Many women are delaying marriage in order to advance their careers and education and thus have children later in life, reducing population growth in certain countries. However, not all cultures allow women to have such opportunities. In addition, not all countries are considered to be overpopulated. According to the United States Census Bureau, countries such as China and India are leading the pack, while the United States ranks at number three for most populous countries, while some countries are experiencing a decrease in population. Is this decrease due to a lack of reproduction or increased immigration to other countries?
Urban areas tend to have a lower reproductive rate because a lack of space and a higher cost of living ultimately make it more difficult to raise large families. Rural areas have comparatively larger spaces and are much more affordable, which makes it easier to provide for a larger family. However, many people are attracted to urban settings because they offer better opportunities for employment, education, and health care, as well as a more diverse culture. Cities therefore tend to become more crowded than rural areas which can be driven by immigration, not necessarily increased birthrate. As a matter of fact, improvements in living standards and health care systems have contributed to increased life span, which will ultimately increase the population further.

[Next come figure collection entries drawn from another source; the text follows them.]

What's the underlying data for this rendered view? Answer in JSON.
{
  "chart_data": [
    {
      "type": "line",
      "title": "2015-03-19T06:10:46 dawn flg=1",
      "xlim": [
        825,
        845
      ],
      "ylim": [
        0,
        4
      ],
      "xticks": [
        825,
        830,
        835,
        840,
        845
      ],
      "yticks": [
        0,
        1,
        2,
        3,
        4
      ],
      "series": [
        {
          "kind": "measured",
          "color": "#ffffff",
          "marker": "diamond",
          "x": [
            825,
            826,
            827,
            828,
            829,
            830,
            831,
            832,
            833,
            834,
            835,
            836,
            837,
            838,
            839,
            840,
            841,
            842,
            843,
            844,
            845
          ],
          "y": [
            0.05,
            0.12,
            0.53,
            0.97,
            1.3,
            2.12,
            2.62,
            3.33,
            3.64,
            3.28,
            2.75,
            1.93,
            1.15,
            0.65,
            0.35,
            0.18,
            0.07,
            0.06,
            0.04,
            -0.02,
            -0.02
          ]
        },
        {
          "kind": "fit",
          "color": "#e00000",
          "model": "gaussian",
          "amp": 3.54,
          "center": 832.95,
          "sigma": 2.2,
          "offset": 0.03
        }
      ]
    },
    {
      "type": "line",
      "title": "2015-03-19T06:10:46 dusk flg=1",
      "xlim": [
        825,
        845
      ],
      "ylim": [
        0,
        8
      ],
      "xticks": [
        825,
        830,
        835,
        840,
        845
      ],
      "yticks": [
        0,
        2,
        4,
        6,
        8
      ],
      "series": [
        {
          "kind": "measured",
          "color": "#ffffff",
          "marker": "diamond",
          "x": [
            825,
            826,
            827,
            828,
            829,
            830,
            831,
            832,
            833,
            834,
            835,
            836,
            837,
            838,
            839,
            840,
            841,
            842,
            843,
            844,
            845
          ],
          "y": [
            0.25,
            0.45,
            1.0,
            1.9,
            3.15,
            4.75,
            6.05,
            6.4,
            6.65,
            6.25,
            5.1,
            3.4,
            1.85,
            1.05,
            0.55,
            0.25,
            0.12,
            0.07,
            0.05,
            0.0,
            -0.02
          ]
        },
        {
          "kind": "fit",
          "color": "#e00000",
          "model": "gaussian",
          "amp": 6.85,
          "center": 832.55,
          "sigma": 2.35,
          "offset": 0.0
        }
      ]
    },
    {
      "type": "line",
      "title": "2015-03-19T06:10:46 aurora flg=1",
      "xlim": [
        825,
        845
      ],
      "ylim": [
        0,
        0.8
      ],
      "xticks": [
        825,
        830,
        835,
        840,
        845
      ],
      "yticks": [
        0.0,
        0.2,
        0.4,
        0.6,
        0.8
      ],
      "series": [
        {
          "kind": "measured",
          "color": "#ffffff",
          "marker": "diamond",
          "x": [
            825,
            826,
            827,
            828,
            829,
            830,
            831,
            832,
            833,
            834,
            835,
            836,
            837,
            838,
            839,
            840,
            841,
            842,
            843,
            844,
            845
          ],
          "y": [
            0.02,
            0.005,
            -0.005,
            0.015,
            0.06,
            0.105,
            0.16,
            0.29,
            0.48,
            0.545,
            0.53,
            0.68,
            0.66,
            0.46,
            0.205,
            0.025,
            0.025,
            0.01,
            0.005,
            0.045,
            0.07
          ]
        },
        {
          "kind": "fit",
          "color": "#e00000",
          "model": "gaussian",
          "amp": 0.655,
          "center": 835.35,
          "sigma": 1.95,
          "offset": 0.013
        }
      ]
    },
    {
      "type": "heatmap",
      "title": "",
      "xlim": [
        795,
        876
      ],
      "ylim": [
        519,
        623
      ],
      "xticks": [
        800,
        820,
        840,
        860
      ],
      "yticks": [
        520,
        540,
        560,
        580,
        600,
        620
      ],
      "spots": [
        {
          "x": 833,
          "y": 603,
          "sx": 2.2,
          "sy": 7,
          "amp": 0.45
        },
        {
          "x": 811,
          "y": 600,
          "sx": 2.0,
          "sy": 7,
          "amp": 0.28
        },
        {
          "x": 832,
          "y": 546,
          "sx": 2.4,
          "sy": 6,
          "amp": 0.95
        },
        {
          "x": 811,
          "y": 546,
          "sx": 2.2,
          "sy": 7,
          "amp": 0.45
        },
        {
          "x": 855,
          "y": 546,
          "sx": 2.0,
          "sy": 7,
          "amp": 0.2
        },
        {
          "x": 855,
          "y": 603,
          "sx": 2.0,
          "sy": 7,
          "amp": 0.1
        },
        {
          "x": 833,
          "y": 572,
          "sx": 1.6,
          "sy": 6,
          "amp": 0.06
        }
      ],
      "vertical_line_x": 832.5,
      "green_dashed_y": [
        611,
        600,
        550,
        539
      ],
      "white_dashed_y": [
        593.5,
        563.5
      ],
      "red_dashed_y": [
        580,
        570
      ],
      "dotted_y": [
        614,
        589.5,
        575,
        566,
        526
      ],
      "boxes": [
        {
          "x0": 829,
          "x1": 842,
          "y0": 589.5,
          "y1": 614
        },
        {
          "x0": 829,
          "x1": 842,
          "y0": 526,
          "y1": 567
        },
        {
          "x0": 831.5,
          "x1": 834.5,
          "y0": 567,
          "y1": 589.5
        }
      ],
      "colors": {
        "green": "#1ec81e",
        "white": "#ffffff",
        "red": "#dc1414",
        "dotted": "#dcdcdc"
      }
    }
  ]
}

There is no doubt that overpopulation is a major contributor to environmental concerns, but consumers are also to blame. The world’s richest people produce half of the world’s emissions of carbon dioxide, the primary gas behind climate change. In contrast, the three billion people who live in poverty emit just 7 percent of carbon dioxide emissions. Although Americans represent only 5 percent of the world population, they consume 25 percent of the world’s energy, according the UN Food and Agriculture Organization.
When it comes to overpopulation, there are a variety of factors to consider. In future articles, we will highlight specific areas around the world and review independent factors associated with environmental issues and overpopulation, such as birthrates, contraception, belief systems, society’s expectations of women, environmental concerns, health care, and poverty.